Saving lives, saving money04 Apr 2011

Targeted road improvements key to cutting deaths

Six thousand lives could be saved on Britain’s roads over the next ten years if just a fraction of the money currently spent on road maintenance was used more effectively.

Britain loses up to £30 billion (2.3% of its GDP) annually in the cost of road crashes, most of which falls on busy, targetable motorways and main roads, according to Saving Lives, Saving Money: the costs and benefits of achieving safe roads, a report for the RAC Foundation by the Road Safety Foundation.

The report shows how, within existing budgets, 1-star and 2-star roads can be eliminated in the next decade, with benefits worth £25-£35 billion. Achieving the savings will require that road authority leaders are offered guidance to focus on the full costs and benefits of saving the most lives for the money available.

According to Saving Lives, Saving Money, the total cost of crashes is well estimated by the Department for Transport, but the way in which costs fall on families, business, carers, the NHS, emergency services and the insurance industry is poorly understood. 

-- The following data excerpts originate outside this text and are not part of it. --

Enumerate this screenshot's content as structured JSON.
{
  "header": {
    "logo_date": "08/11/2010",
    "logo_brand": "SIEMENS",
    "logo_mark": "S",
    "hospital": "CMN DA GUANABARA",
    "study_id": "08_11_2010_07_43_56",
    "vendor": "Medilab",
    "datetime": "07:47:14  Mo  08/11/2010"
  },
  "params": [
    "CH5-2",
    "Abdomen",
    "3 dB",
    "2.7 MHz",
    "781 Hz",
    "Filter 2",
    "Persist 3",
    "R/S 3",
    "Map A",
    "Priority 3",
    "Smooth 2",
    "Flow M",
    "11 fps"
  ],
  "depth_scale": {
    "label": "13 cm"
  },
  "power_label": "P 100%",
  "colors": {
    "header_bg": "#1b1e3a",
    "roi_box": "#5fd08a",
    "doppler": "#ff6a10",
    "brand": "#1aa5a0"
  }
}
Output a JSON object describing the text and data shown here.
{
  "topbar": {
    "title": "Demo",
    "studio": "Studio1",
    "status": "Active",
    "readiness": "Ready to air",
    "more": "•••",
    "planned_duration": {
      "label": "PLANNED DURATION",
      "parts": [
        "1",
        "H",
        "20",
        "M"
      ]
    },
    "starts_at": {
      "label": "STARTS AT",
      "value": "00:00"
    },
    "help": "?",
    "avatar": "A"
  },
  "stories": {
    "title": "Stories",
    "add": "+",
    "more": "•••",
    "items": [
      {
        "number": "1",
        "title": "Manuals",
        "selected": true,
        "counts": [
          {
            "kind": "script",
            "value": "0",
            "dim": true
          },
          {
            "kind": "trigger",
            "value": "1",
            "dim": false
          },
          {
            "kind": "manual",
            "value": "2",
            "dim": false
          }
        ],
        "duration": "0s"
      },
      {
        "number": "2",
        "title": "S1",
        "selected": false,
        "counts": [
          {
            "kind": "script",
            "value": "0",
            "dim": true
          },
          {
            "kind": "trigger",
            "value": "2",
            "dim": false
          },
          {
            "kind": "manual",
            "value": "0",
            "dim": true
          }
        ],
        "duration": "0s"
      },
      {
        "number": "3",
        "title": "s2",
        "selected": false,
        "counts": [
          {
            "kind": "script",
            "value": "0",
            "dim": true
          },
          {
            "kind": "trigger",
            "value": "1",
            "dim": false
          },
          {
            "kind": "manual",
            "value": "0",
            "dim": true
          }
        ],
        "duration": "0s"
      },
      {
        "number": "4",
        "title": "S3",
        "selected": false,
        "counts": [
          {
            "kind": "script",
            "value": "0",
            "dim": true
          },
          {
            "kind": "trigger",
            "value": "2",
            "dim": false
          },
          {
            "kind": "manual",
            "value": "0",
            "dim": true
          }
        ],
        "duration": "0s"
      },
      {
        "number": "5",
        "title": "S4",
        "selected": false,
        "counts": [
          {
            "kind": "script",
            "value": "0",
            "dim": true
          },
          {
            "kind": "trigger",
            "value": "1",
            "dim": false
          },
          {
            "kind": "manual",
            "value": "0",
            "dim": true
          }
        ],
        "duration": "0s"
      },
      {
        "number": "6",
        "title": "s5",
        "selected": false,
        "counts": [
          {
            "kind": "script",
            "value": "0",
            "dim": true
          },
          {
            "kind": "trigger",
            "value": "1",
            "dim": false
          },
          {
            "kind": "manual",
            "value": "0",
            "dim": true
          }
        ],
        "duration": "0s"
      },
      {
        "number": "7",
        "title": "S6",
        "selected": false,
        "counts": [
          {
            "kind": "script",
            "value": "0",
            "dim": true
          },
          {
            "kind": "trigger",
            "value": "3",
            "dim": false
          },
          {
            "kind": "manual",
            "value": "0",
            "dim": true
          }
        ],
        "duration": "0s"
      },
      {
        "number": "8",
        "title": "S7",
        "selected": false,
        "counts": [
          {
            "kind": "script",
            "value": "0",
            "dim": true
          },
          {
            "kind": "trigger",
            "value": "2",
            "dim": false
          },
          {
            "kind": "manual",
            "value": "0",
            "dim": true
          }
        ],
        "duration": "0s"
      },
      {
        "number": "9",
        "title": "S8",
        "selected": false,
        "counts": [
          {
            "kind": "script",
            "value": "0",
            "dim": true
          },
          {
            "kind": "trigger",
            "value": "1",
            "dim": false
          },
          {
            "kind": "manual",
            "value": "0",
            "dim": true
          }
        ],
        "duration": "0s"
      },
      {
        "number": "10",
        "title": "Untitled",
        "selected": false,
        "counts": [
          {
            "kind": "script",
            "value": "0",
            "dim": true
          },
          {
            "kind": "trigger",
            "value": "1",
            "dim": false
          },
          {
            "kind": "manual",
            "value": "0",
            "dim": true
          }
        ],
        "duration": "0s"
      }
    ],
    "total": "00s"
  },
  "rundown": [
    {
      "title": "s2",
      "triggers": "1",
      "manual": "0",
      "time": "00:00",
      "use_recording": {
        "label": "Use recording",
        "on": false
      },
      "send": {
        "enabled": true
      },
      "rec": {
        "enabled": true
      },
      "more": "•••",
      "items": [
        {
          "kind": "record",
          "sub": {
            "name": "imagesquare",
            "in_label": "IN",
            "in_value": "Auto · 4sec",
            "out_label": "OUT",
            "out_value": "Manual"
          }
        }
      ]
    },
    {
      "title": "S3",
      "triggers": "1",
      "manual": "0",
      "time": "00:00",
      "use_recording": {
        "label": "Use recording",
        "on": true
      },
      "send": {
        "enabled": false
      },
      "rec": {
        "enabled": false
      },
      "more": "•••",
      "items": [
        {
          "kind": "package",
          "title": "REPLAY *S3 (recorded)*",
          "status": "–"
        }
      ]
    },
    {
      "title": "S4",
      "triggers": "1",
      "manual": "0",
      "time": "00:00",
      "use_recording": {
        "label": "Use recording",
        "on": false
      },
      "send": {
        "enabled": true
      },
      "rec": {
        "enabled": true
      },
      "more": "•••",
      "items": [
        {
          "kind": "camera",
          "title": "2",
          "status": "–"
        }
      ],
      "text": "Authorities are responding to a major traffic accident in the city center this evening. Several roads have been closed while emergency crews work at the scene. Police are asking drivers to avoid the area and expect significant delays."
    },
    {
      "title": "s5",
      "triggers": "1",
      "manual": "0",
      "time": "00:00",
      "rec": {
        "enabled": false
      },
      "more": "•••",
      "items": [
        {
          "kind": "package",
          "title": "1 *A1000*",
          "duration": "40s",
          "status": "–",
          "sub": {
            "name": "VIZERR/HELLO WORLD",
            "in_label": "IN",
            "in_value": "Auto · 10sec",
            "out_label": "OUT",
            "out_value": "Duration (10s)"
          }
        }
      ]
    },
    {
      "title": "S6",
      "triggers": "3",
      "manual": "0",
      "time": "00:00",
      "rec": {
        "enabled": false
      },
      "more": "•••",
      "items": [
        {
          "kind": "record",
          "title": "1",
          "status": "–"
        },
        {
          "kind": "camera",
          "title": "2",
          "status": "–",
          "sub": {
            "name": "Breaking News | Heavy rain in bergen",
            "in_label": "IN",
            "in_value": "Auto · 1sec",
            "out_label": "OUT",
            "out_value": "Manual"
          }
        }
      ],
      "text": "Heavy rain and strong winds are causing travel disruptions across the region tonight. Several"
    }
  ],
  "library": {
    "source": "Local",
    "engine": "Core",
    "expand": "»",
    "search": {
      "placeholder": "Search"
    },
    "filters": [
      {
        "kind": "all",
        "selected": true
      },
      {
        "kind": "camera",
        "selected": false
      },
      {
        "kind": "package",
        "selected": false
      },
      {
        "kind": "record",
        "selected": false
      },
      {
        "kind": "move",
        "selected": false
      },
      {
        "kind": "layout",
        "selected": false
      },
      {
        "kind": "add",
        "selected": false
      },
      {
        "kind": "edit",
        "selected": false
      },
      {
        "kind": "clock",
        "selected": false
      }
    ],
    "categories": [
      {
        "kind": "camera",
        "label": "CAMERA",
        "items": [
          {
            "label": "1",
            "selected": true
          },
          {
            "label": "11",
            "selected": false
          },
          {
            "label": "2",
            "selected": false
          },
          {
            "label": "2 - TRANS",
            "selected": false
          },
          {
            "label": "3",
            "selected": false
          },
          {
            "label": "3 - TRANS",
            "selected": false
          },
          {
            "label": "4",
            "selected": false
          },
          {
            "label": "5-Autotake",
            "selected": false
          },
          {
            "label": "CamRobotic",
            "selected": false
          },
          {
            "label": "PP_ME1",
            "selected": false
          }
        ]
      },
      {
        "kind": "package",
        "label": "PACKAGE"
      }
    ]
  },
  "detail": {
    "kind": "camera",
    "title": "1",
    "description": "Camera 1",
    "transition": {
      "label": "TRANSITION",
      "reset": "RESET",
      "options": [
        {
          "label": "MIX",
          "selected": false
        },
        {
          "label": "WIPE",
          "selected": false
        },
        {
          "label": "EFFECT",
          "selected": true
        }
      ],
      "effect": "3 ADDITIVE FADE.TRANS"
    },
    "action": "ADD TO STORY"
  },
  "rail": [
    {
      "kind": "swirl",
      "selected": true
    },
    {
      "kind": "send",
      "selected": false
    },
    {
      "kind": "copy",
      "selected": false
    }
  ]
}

The report reveals the losses on roads for which different authorities are responsible.  It finds the cost of fatal and serious crashes on the Highways Agency’s network amounts to £1.2bn annually. The cost of serious crashes on English local authority A-roads is £2 billion.  

It investigates how much it would cost to bring main roads that have safety flaws such as missing safety fencing and unsafe junction layouts up to safety levels that should reasonably be expected – and the savings that would result. It proposes a 10-year safety programme to 2020, finding it would cost less than 10% of existing road budgets.